I looked down at the chestnuts on the bar, and then I saw that they were quite black. I bent down. They were burnt black and friable as cinders. Sudden panic rushed over me. I dropped on to my knees and stared up into the old woman’s fallen face. She was dead.

PART III

I

During ten years my story remained at that, with a fictitious appearance of completion. Then I received a letter which, without further preamble, I here transcribe:—


“... I laugh to myself when I think of you receiving this letter, surely the most formidable letter ever penned by mortal man to mortal man, a letter one hundred and fifty pages long; who ever heard of such a thing? You will stare dismayed at the bundle, and, having forgotten the sight of my writing, will turn to the end for the signature; which finding, you will continue to stare bewildered at the name of Malory until light breaks upon you as faint and feeble as a winter dawn. Let me help you by reminding you of Sampiero first, and of Pennistans’ farm later. You see, I am not vain, and am perfectly prepared to believe that the little set of your fellow-men among whom I figured had entirely faded from your mind.

“Are they gradually reviving as I write? and do you, as they one by one sit up in the coffins to which you had prematurely relegated them, greet them with a smile? Oh, I don’t blame you, my dear fellow, for having put us away, myself included, in those premature graves. I should have done as much myself. I will go further: I should have buried the lot that day I left you at Sampiero; yes, I am sure I should not have displayed your energy in seeking out the birds in their very nest.

“I had better warn you at the start that you will find it hard to believe the things I am going to tell you. You know already of two crises in the lives of my Hispano-Kentish yeomen, two crises which I think have puzzled you sufficiently—though in the first case I suspect that you were more clear-sighted than I—but in this third crisis with which I deal you will probably refuse to believe altogether. I do not pretend to explain it myself. I only know that it happened, and therefore that it is true. Were it not true, I would not dare to foist its relation on any living man, however credulous. Human ingenuity could not, however, have planned this sequel, nor human courage have invented a solution at once so subtle and so naïf, and so in the absurd incredulity of my tale I place my reliance that it will carry conviction.
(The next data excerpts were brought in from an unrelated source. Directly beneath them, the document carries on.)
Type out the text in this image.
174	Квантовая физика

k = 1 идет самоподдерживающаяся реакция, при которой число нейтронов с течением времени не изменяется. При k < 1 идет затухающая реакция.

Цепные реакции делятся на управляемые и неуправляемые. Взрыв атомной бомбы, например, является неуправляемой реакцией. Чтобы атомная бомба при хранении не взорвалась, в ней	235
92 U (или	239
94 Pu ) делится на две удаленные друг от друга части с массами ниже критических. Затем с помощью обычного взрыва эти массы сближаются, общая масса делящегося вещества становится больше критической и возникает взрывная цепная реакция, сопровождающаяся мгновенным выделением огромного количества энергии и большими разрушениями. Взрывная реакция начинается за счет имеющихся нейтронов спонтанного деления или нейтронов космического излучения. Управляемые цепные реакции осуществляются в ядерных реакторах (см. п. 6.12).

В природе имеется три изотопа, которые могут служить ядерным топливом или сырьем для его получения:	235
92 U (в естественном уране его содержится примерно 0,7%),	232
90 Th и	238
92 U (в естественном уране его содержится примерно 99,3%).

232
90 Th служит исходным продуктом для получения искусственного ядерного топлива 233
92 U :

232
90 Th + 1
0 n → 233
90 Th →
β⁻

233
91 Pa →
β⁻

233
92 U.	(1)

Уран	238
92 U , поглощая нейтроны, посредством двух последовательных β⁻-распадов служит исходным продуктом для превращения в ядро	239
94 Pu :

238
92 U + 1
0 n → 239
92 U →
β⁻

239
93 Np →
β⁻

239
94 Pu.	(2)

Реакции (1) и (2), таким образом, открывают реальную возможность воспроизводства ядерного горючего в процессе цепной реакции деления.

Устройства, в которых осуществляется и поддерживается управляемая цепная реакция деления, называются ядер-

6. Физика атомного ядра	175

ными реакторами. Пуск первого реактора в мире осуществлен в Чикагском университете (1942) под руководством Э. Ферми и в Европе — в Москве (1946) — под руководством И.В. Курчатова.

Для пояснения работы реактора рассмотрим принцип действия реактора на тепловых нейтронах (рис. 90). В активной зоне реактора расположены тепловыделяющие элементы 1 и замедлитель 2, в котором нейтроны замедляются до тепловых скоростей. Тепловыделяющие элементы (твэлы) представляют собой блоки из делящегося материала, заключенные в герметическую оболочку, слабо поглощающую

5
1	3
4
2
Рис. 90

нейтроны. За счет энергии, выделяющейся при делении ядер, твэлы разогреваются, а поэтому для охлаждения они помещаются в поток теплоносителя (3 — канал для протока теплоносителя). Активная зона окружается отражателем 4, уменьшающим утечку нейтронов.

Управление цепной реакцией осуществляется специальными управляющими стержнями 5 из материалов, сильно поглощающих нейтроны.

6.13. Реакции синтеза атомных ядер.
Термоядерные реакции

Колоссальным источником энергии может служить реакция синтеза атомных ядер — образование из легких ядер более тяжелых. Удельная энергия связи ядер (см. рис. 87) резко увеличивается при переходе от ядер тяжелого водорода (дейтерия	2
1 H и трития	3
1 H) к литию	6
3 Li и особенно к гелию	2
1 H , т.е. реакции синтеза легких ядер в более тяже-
“Ours has been a queer friendship, but one which has held great value for me; I think many people would be better for such a friendship in their lives. Of course, to make it ideal, I should never have seen you; picked your name and address out of a telephone directory, and written; I am sure you would have answered. Then I should have had no reserve towards you, not that I have much now, but you see I never can be certain that I am not going to meet you in a train or in the street, when my ideally unknown correspondent and I could pass by without recognition, but when you and I would have to stop, and shake hands, and a host of intimate, remembered phrases would come crowding up to people our silence. I dislike such embarrassments. I find that solitude, like leprosy, grows upon one with age, for I observe myself physically wincing from the idea that I might possibly meet you as I have said, in a train or in the street.

“You will be surprised, after this, to hear that I no longer live alone. But I shall not give you the pleasure of anticipating the end of what I have set out to tell you; I am going to roll my story off my pen for my own delectation far more than for yours, and to see whether in the telling I cannot chance upon the explanation of various points which are still obscure.